De quoi il retourne ? La pétrochimie, mais également le potentiel des énergies renouvelables. Lors d’une session samedi, Khaldoon Khalifa Al Mubarak, directeur général du fonds souverain d’Abou Dabi Mubadala, a mis en exergue les 80 % de l’industrie mondiale du solaire concentrée en Chine. « Nous aussi, on veut en bénéficier », lance alors un haut fonctionnaire émirati.

Idée « très naïve »

La « géoéconomie d’un monde fragmenté », pour reprendre l’intitulé d’une table-ronde de vendredi, offre, par la même occasion, certaines possibilités de prendre ses distances avec les États-Unis. Pour un économiste sud-coréen, qui conseille de longue date son gouvernement, la manière dont s’est déroulée la visite de Xi Jinping à Riyad démontre que l’Arabie Saoudite « sera plus indépendante des pays occidentaux ».

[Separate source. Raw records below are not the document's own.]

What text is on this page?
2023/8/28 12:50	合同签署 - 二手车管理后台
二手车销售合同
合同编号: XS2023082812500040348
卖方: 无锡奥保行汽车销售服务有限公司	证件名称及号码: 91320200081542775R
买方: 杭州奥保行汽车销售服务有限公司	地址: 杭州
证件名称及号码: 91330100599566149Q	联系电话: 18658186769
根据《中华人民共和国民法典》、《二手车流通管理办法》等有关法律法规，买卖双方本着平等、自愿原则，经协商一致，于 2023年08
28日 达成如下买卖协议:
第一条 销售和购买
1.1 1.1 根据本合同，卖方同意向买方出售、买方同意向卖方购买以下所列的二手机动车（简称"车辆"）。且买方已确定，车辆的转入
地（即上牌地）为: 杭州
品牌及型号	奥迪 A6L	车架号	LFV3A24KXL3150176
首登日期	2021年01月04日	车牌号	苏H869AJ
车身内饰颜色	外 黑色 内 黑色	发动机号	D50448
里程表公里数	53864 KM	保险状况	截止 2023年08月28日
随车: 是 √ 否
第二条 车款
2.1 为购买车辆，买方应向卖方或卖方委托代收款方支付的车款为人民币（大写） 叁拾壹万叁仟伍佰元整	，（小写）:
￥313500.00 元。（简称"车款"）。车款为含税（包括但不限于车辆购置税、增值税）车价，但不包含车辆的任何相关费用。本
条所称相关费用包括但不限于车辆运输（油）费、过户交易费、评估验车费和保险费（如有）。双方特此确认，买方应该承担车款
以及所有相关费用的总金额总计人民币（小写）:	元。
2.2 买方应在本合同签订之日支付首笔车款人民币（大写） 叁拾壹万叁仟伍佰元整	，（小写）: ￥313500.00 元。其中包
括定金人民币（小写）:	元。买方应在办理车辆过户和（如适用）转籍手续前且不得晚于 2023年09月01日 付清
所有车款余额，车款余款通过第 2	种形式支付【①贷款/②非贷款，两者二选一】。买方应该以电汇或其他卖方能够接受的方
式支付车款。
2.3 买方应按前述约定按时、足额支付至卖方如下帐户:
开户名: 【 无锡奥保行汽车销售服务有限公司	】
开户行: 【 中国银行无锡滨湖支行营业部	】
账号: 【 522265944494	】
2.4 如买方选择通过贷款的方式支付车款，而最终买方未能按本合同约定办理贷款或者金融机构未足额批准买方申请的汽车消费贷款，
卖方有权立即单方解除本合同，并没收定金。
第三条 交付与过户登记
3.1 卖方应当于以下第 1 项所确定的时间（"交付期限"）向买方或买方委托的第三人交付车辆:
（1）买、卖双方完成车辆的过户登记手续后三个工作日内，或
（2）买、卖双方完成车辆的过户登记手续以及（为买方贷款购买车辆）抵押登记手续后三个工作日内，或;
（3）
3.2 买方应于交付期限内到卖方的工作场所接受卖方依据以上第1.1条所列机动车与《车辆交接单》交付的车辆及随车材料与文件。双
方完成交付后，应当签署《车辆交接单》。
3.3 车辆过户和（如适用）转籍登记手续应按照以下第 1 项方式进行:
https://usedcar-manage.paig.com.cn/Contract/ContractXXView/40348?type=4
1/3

Néanmoins, tout en saluant « la vision claire » qu’ont les Chinois de « ce qu’ils veulent », le responsable gouvernemental émirati juge « très naïve », l’idée « simplificatrice » en vogue d’une Chine venant « remplacer » les États-Unis, ce que le directeur saoudien d’un centre de recherche sur le Golfe, basé à Djeddah, a tout autant souligné dans une intervention dimanche après-midi. Abdulaziz Othman Sager assure que « la relation économique avec Pékin ne se développe pas en une relation de politique de sécurité », la Chine n’étant d’ailleurs de toute façon pas en mesure, selon lui, de fournir un cadre de protection armée au Moyen-Orient.

« Signaux déroutants »

L’objet, pour Riyad et ses alliés de la péninsule arabique, serait avant tout de faire prendre en considération le défaut grandissant « d’engagement » des Américains dans la région. Le ministre saoudien des Affaires étrangères évoque le « besoin d’un dialogue stratégique » avec eux, au niveau bilatéral, mais aussi de celle des instances du CCG.

La source émiratie juge que Washington va ainsi devoir répondre maintenant à différentes interrogations de la plus haute importance stratégique pour les Émirats arabes unis, concrètement, quant à un pacte de sécurité et de défense en bonne et due forme pour 30 ans et à une réelle disponibilité des matériels militaires les plus en pointe, notamment de défense aérienne. « Je dois savoir, sinon je dois trouver cet équipement ailleurs », prévient-il, en insistant sur une nécessité absolue de planification. Or, l’expert saoudien Abdulaziz Othman Sager déplore ne percevoir que des « signaux déroutants » en provenance des États-Unis, dont des hypothèses contradictoires de réaffectation à venir des troupes américaines dans la région.

Persuadées de leur capacité à faire valoir ce qu’elle estiment former leurs intérêts fondamentaux, les monarchies du Golfe pensent être en mesure de ne pas les définir en fonction de l’antagonisme entre les deux plus grandes économies au monde. Certains vétérans de la politique extérieure américaine, qui se sont exprimés ici, le déplorent amèrement. Du point de vue de Stuart Eizenstat, qui fut numéro 2 du Trésor sous l’administration Clinton, entre autre, voilà ce qu’il en coûte à l’Amérique d’avoir laissé un « énorme vide » dans la région. Toujours dans cette conviction que seuls les États-Unis ont à se déterminer.